A la Argentina llegó a principio de los años 90 –dice– por una curiosidad de joven y se afincó en General Pico en el 2002, cuando la crisis económica arrasaba con todo. Vino para trabajar en una fábrica de camperas de abrigo, como instructor de costura, pero un año después se abrió camino solo y montó su propio taller en Santa Rosa. Hoy tiene seis hijos, una mujer que se llama Luisa Helena y que también es boliviana, y un amigo/compatriota con el que comparte apellido pero con el que, asegura, no tiene lazos de sangre: Víctor Chambi.
Víctor nació en Potosí pero hace dos décadas que se instaló en la ciudad. Desde entonces, al igual que Adalí, armó su descendencia y levantó con mucho esfuerzo una próspera empresa familiar a la que bautizó con el nombre de su primer hijo y que al día de hoy tiene 8 sucursales: las tiendas Luis Miguel.
“Con Víctor nos juntábamos siempre a jugar fútbol con otros bolivianos. Ahí salió la idea de armar una comparsa de caporales. De chico yo bailaba y lo llevo en el corazón y me ofrecí a enseñarles a los chicos. El sábado y domingo fueron los carnavales en Oruro. No puedes imaginar la fiesta que es eso”, dice Adalí y puede verse en sus ojos achinados el recuerdo del color de la fiesta.

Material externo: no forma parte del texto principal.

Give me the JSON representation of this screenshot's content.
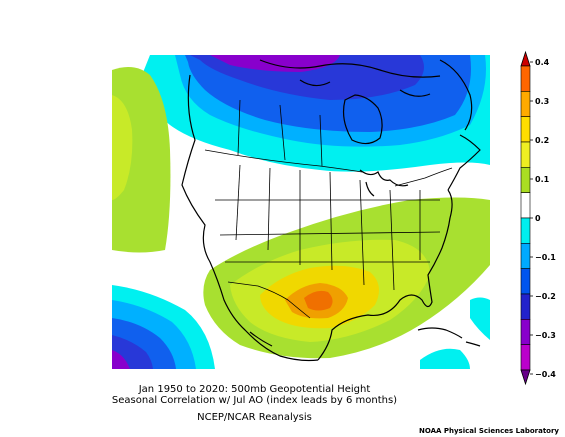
{
  "title_line1": "Jan 1950 to 2020: 500mb Geopotential Height",
  "title_line2": "Seasonal Correlation w/ Jul AO (index leads by 6 months)",
  "source": "NCEP/NCAR Reanalysis",
  "credit": "NOAA Physical Sciences Laboratory",
  "colorbar": {
    "labels": [
      "0.4",
      "0.3",
      "0.2",
      "0.1",
      "0",
      "−0.1",
      "−0.2",
      "−0.3",
      "−0.4"
    ],
    "levels": [
      0.4,
      0.3,
      0.2,
      0.1,
      0,
      -0.1,
      -0.2,
      -0.3,
      -0.4
    ],
    "colors": [
      "#cc0000",
      "#ff6600",
      "#ffaa00",
      "#ffdd00",
      "#eeee22",
      "#aadd22",
      "#ffffff",
      "#00eeee",
      "#00aaff",
      "#0055ee",
      "#2222cc",
      "#8800cc",
      "#bb00cc",
      "#660088"
    ]
  },
  "palette": {
    "white": "#ffffff",
    "cyan": "#00f0f0",
    "lightblue": "#00b0ff",
    "blue": "#1060ee",
    "darkblue": "#2838d8",
    "purple": "#8800cc",
    "magenta": "#b000d8",
    "lightgreen": "#a8e030",
    "yellowgreen": "#c8ea28",
    "yellow": "#f0d800",
    "orange": "#f0a000",
    "deeporange": "#f07000"
  }
}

–¿Cómo fue incorporarse al carnaval de Santa Rosa?
–Al principio temíamos que a la gente no le gustara. Pero por suerte la organización nos abrió la puerta y nos ganamos el aplauso de la gente todas las noches. El sábado estuvimos muy preocupados porque los trajes no llegaban. Los encargamos directamente en Oruro y recién llegaron dos horas antes de la presentación. Están hechos el 70 `por ciento a mano, y aquí cuestan como 9 o 10 mil pesos.

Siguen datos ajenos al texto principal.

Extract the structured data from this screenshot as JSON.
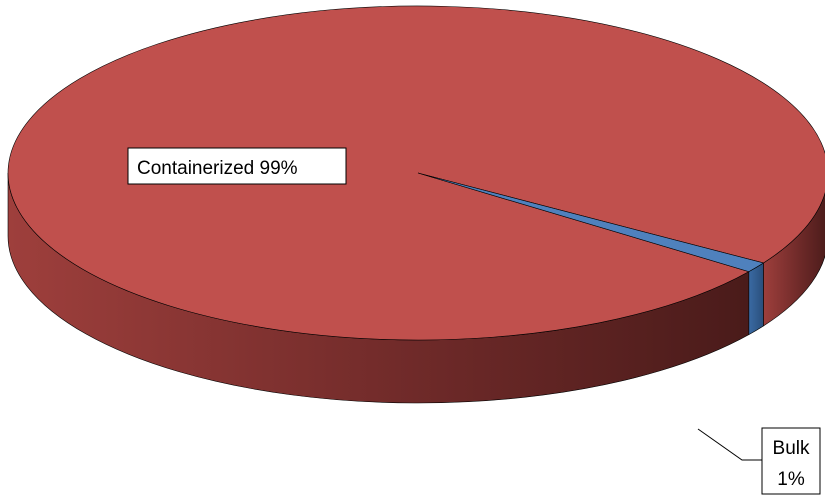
{
  "chart_data": {
    "type": "pie",
    "style": "3d",
    "categories": [
      "Containerized",
      "Bulk"
    ],
    "values": [
      99,
      1
    ],
    "colors": [
      "#c0504d",
      "#4f81bd"
    ],
    "labels": [
      "Containerized 99%",
      "Bulk 1%"
    ],
    "label_texts": {
      "containerized": "Containerized 99%",
      "bulk_name": "Bulk",
      "bulk_value": "1%"
    }
  }
}
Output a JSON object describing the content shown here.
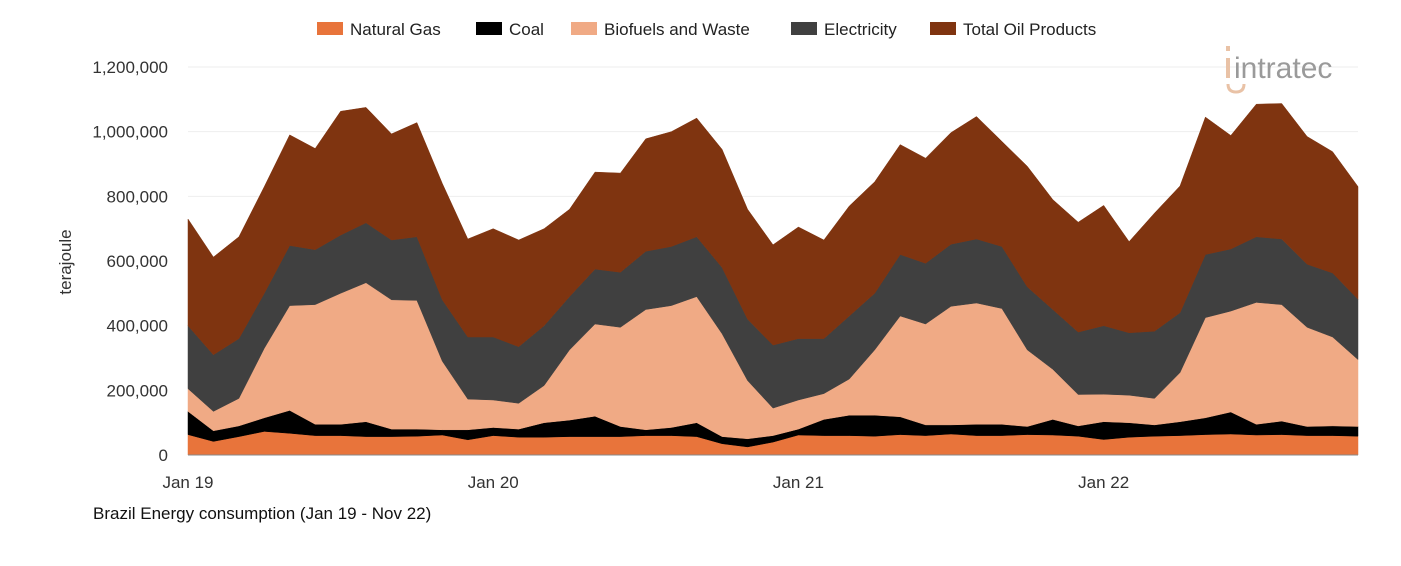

–En los últimos años, el gobierno de Evo Morales puso al Carnaval de Oruro en un lugar central de la cultura boliviana ¿Qué pensás de la gestión del presidente aymara?
–Se ha notado bastante el cambio con este nuevo gobierno. Yo he vuelto muchas veces a mi tierra, pero la verdad es que ya no puedo regresarme. Mi vida ya la hice aquí.
Saya.
Son las 22.15 y La Nueva Unión avanza lento detrás de una Toyota blanquísima, vestida con telares coloridos. Por los parlantes instalados en la caja, sale la música de los Kjarkas, un grupo tradicional del altiplano. En el capó, sosteniendo el estandarte, va la candidata a reina de la comparsa, una jovencita de buen porte y belleza originaria que se empeña en sacarse la nieve artificial que le tiran los niños al paso. Después vienen las bailarinas con sus polleras cortísima y circulares, sus sacos brillantes de pana y el bombín que les corona la cabellera parda, que cae siempre en una trenza. Más atrás, los bailarines hombres casi atletas, hacen temblar el asfalto con su zapateo de botas azules y los cascabeles suenan como una letanía, una música ancestral que invoca a la madre tierra y que parece decir ‘acá estamos, ésta es la fuerza boliviana’. Luego la gente aplaude y el maestro Adalí, el hombre que trajo el carnaval de Oruro a La Pampa, se toca el pecho, saluda con su sombrero y mira el cielo como diciendo gracias.